しかし、ビーレフェルトの Halfar System GmbH は、Lorrybag コレクションのバッグ用に広告バナーや防水シートをアップサイクルすることを提案しています。アップサイクル プロジェクトに必要な材料はお客様が提供します。Halfar は、デザインとカスタマイズの専門知識、およびバッグを作成する熟練した縫製工を提供します。
デジタルプリントの防水シートを販促用バッグとして利用するアップサイクルの取り組みは、実際のつながりを確立できれば特に効果的です。たとえば、国際物流会社の Schuon は、自社のトラックの元の防水シートで作ったメッセンジャーバッグを提供しています。
アップサイクリング:デジタル印刷廃棄物の解決策?
トラックの幌から製品をアップサイクルする数多くの好例は、デジタル印刷業界にとってこれが目指すべき目標であることを示しています。素材を複数回使用し、可能であればクローズドループを確立することは、資源の節約に役立ちます。

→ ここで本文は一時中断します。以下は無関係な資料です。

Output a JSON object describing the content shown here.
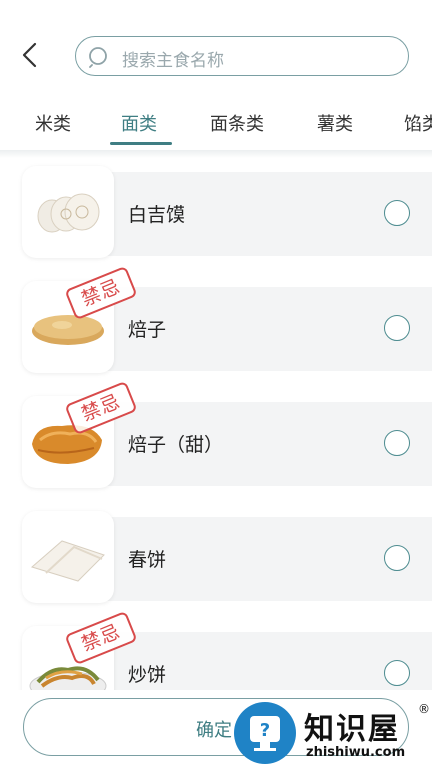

しかし、アップサイクルは循環型経済への道のほんの一部にすぎません。ヨーロッパや世界中でプリントされた防水シートの数が非常に多いため、バッグやバックパック、その他の製品として販売できるのはほんの一部に過ぎないという理由だけでも、これは事実です。ファッショントレンドの変化、そして何よりも熟練労働者の不足が、この業界の問題となっています。なぜなら、デジタルプリントされた防水シートで作られたこのようなアップサイクル製品が完成するまでには、多くのステップと多くのスキルと経験が必要だからです。
それは良いことかもしれません。結局のところ、デジタル印刷業界は、無駄をなくし、避けられない残りをできるだけ純粋にリサイクルすることに主眼を置くべきです。それでも、デジタル印刷のアップサイクルは正しい方向への一歩です。